Voilà qu’un jour, en effet, un Montagnard plus hardi que les autres construit, au prix de sa vie, un téléphérique qui permet même aux plus estropiés l’accès au sommet en quelques minutes. Ceux qui veulent bien l’emprunter ne connaissent ni les joies de la randonnée ni le bonheur de la victoire, mais ils bénéficient tout de même de cette vue exceptionnelle qui restait jusque-là le privilège des randonneurs. Et nos malheureux estropiés, qui pensaient ne jamais pouvoir monter là-haut, se voient alors pris en charge par des âmes charitables, conduits jusqu’au téléphérique et propulsés vers les cimes. Ah ! frères bien-aimés, combien les randonneurs sont heureux de ce partage et combien, lorsque leurs frères estropiés les attendent déjà là-haut, il y a de pleurs de joie et d’embrassades émouvantes !…

Frères bien-aimés, le sommet de la montagne, c’est l’état de Grâce, qui conduit au Ciel. Les randonneurs, ce sont les bons chrétiens, qui marchent dans les traces du Christ et font tous les efforts nécessaires pour respecter les Commandements. Les estropiés, ce sont les hommes qui n’ont pas voulu suivre le même chemin et qui ont mutilé leur âme en vivant dans le péché. Touchés par l’exemple des randonneurs, certains finissent par regretter leur passé et désespèrent de jamais pouvoir les suivre. Mais vient le Montagnard plus hardi que les autres, le Christ, qui donne Sa vie pour sauver les pécheurs. En construisant le téléphérique, Il tend la main aux plus endurcis qu’Il invite, même après une vie entière de corruption, à changer leur cœur, à confesser leurs péchés auprès d’un prêtre, et à Le rejoindre au Ciel. Les âmes charitables, ce sont toutes celles qui, par leurs prières, leurs sacrifices, leurs paroles et leurs actions, contribuent à la conversion des pauvres pécheurs et les prennent en charge ; ce sont aussi les anges du Seigneur et les saints du Ciel qui intercèdent pour eux et suscitent en leur âme la soif de Dieu.

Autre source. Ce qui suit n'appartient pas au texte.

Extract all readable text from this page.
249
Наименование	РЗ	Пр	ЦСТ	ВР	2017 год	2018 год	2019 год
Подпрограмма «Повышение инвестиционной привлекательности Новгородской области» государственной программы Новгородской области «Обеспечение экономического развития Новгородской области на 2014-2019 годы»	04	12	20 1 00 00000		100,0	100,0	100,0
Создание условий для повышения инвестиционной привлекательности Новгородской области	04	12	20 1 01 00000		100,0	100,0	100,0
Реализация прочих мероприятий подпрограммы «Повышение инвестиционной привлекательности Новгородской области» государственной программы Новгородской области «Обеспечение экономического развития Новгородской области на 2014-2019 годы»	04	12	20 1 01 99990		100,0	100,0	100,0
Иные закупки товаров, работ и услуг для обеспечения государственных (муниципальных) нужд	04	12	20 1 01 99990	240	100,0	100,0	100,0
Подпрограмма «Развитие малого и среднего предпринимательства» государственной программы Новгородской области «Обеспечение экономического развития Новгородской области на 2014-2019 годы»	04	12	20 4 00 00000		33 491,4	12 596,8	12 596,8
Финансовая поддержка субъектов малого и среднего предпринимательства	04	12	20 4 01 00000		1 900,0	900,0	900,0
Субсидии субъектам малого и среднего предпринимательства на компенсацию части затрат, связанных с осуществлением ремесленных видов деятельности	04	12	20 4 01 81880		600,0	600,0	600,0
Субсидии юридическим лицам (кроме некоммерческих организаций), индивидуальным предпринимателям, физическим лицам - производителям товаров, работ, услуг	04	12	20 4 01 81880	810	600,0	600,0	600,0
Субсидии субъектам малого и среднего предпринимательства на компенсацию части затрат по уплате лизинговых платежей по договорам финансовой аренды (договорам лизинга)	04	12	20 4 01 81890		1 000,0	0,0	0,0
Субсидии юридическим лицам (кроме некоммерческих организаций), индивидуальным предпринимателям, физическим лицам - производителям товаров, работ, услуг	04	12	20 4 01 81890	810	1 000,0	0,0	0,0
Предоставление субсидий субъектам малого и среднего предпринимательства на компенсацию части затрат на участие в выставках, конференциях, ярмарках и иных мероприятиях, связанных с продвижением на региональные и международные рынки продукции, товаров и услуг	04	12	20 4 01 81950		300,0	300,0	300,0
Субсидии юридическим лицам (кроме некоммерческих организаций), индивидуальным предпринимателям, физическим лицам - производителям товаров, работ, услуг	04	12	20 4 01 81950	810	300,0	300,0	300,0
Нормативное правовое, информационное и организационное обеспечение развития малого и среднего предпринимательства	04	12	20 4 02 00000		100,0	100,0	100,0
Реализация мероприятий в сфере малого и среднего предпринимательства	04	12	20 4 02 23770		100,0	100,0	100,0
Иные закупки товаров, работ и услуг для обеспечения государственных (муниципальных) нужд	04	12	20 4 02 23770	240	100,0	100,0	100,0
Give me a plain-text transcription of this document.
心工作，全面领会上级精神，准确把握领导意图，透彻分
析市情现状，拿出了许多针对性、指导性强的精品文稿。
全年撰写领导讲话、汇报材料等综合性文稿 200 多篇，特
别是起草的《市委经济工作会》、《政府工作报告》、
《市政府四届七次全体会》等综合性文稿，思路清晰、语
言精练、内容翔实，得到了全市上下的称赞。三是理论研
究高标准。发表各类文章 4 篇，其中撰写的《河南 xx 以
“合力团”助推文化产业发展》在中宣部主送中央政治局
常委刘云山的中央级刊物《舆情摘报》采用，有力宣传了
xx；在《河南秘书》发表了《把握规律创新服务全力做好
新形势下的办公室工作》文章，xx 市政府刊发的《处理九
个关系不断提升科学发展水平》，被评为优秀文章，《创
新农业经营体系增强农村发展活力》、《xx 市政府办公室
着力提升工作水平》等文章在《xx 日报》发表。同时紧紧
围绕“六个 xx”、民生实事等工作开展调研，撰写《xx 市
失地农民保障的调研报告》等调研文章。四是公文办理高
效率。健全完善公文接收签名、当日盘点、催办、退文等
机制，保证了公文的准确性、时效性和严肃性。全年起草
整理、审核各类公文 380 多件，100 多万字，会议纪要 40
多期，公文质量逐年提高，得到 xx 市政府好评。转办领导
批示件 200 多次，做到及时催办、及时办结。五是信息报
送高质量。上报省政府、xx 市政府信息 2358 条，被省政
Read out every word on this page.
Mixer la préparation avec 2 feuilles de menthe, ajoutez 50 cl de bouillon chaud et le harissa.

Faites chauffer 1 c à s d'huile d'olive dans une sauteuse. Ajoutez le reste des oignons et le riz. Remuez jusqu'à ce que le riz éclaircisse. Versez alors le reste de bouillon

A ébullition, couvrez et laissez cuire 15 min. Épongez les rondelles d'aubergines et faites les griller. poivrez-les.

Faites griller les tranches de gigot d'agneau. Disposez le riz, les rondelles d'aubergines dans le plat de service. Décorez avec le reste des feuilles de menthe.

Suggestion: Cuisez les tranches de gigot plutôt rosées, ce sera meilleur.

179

Ah ! combien le bon-chrétien est heureux, comme le randonneur, de partager avec tous ceux qui le souhaitent le bonheur des cimes ! Car il n’est plus Là-Haut ni mesquinerie ni jalousie, ni premier ni dernier arrivé : chacun est baigné dans un Monde d’Amour où nul jugement égoïste ne saurait survivre…

Si, pour moult raisons, l’homme se détourne du bonheur des cimes et lui préfère la grisaille des vallées terrestres, c’est-à-dire s’il choisit le péché plutôt que la volonté de faire le bien, mais qu’un beau jour il se rende compte de son erreur et de toutes les joies dont il s’est privé en se coupant de Dieu, il sombrera dans la mélancolie et se tournera vers les sommets avec regret, pensant qu’il est trop tard. Alors, Notre Seigneur, dans Sa Bonté magnanime envers le pécheur repentant, enverra sur sa route légions d’âmes charitables pour le conduire à Son téléphérique et le propulser jusqu’à Lui. Et nul être au monde, s’il aspire au bonheur du Ciel, ne saurait se permettre de critiquer en quoi que ce soit cette incommensurable Miséricorde ni de jalouser ses frères ainsi accueillis.

Frères, vous qui vous êtes donné tant de peine pour cheminer sur les traces de Notre Seigneur, si vous vous voyez un jour précédés Là-Haut par des pécheurs notoires dont vous aurez toujours pris bien soin d’éviter la compagnie sur cette terre, n’en soyez pas étonnés mais réjouissez-vous, car, grâce aux prières et aux intercessions des uns ou des autres, ils auront été rachetés et accueillis à la Table des élus ! Précipitez-vous alors vers ces êtres qui sur terre ne vous inspiraient que mépris ou répulsion, et ils vous ouvriront les bras : le Diable, à vos yeux terrestres, avait enlaidi leur visage, mais au Ciel, ce sont leurs véritables traits qui vous apparaîtront à la lumière de Dieu ! Amen.